De échte theatermaker is een ex-speler van Antwerp. “Mijn hele jeugd bracht ik door op de Bosuil”, vertelt Luc Perceval. “Mijn zoon heb ik net uit mijn erfenis geschrapt, omdat hij voor de winterstop naar Beerschot is gaan kijken. De verrader ! Mijn ouders waren schippers. Toen ik negen was, kwamen ze aan wal wonen in de buurt van de Bosuil, in dezelfde straat als de broers Mariman.”

Bistiaux : “Op zondagmiddag gingen die mensen naar Antwerp. Dat werd zelfs niet in vraag gesteld, het was gewoon zo.”

Antwerp verkocht Perceval aan Merksem, maar een teleurstelling was dat niet. “Ik wilde zelf ook weg, ik kon niet mee bij de Uefa’s. Ik wilde het proberen bij Merksem, in tweede klasse, maar op hetzelfde moment begon ik met theater, zodat ik trainingen moest missen.”

Lang geleden dat hij nog op de Bosuil was. Luc Perceval informeert bij Paul Bistiaux naar het effect van de stadionvernieuwingen op de toeschouwersaantallen. Bistiaux zucht : “Eerst zeggen ze : de oude tribune is afgeleefd, het sanitair deugt niet, mensen pisten gewoon naar beneden op de koppen van anderen. Het had geen naam. Nu staat er achter de goal een compleet nieuwe tribune met sanaitair waar je van de vloer kan eten. Weet je wat ze nu als reden opgeven om niet te komen ? Dat het zicht achter de goal niet zo goed is. Het is altijd iets. Te warm of te koud, te goed of te slecht.”

Perceval : “Ik mag zeker niet klagen over ons publiek. Toen we het huis drie jaar geleden overnamen, zat het op een doodlopend spoor. Nu halen we gemiddeld 350 toeschouwers per avond, met pieken tot 800 man. In vergelijking met veel andere huizen zitten we bijzonder goed qua toeschouwersaantallen.”

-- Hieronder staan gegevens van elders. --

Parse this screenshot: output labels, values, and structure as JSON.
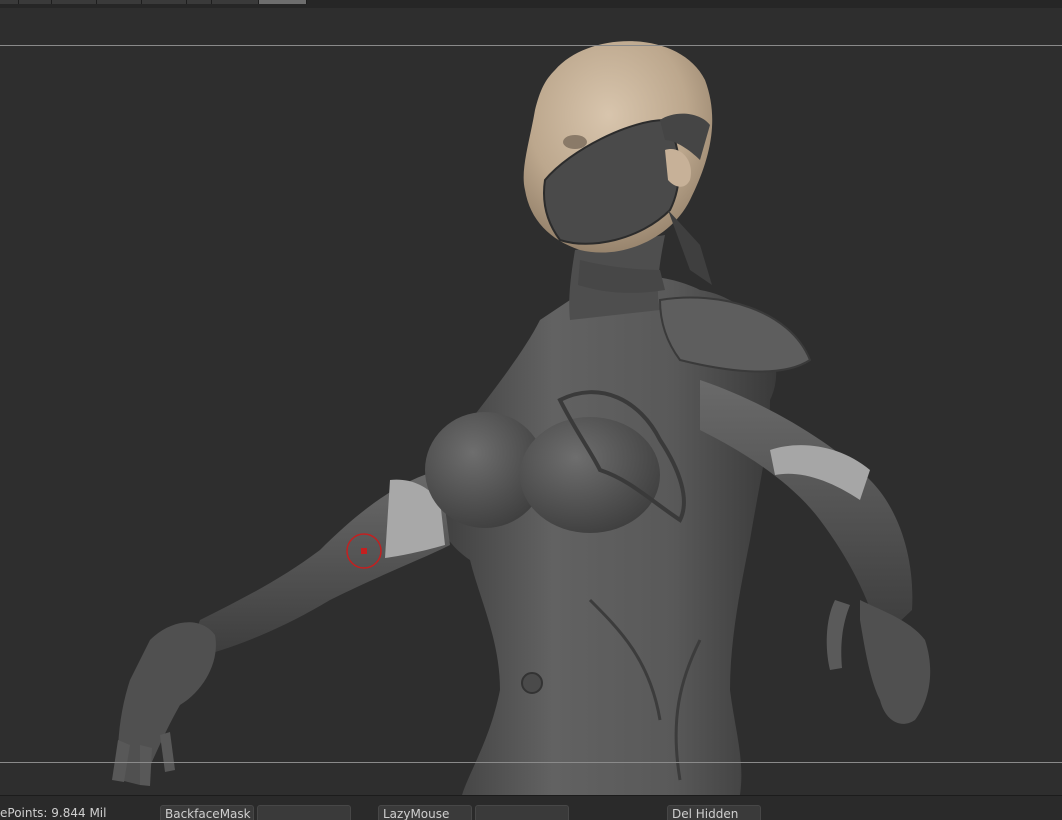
{
  "status_bar": {
    "active_points": "ePoints: 9.844 Mil",
    "backface_mask": "BackfaceMask",
    "lazy_mouse": "LazyMouse",
    "del_hidden": "Del Hidden"
  },
  "colors": {
    "viewport_bg": "#2e2e2e",
    "model_gray": "#5a5a5a",
    "skin": "#c9b49a",
    "brush_cursor": "#c42020"
  }
}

Bistiaux : “In ’t Scheldt, een cynisch blad, lees ik vaak over Het Toneelhuis. Men geeft er af op uw theater, op de lege zalen, de subsidies. Dat van die lege zalen, is dat waar ?”

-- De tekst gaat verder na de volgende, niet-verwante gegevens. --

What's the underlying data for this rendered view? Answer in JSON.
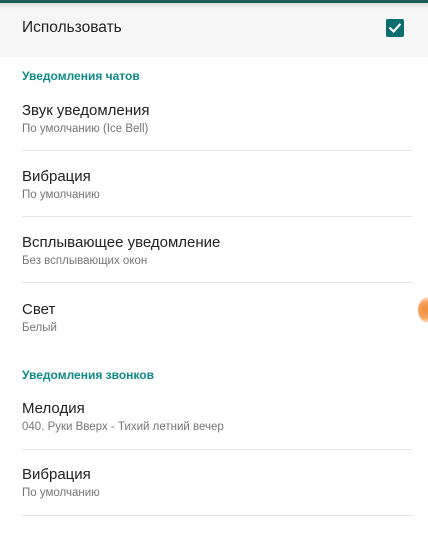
{
  "master": {
    "label": "Использовать",
    "checked": true
  },
  "sections": {
    "chats": {
      "header": "Уведомления чатов",
      "sound": {
        "title": "Звук уведомления",
        "summary": "По умолчанию (Ice Bell)"
      },
      "vibration": {
        "title": "Вибрация",
        "summary": "По умолчанию"
      },
      "popup": {
        "title": "Всплывающее уведомление",
        "summary": "Без всплывающих окон"
      },
      "light": {
        "title": "Свет",
        "summary": "Белый"
      }
    },
    "calls": {
      "header": "Уведомления звонков",
      "ringtone": {
        "title": "Мелодия",
        "summary": "040. Руки Вверх - Тихий летний вечер"
      },
      "vibration": {
        "title": "Вибрация",
        "summary": "По умолчанию"
      }
    }
  },
  "colors": {
    "accent": "#0e8a86",
    "checkbox": "#0a6e6e",
    "light_indicator": "#f28a3a"
  },
  "icons": {
    "checkbox": "check-icon"
  }
}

Perceval : “Onlangs zijn we met onze cijfers naar de gemeenteraad geweest. Een van de raadsleden merkte op dat hij op Het Toneelhuis geen kritiek meer kon geven, omdat onze cijfers klopten. Na drie jaar is deze zaak weer winstgevend.”

Bistiaux : “Hoeveel subsidies Het Toneelhuis krijgt, weet ik niet, maar dat speelt geen rol. Ik weet wel dat de opera per jaar 90 miljoen frank van de stad krijgt. Dan steiger ik als ik hoor opmerken dat de ordehandhaving in het voetbal zoveel kost. Over de subsidies aan de opera valt niemand.”

Perceval : “Wij krijgen van de stad 100 miljoen frank per jaar voor onze werking en 20 miljoen voor het onderhoud van de Bourla.”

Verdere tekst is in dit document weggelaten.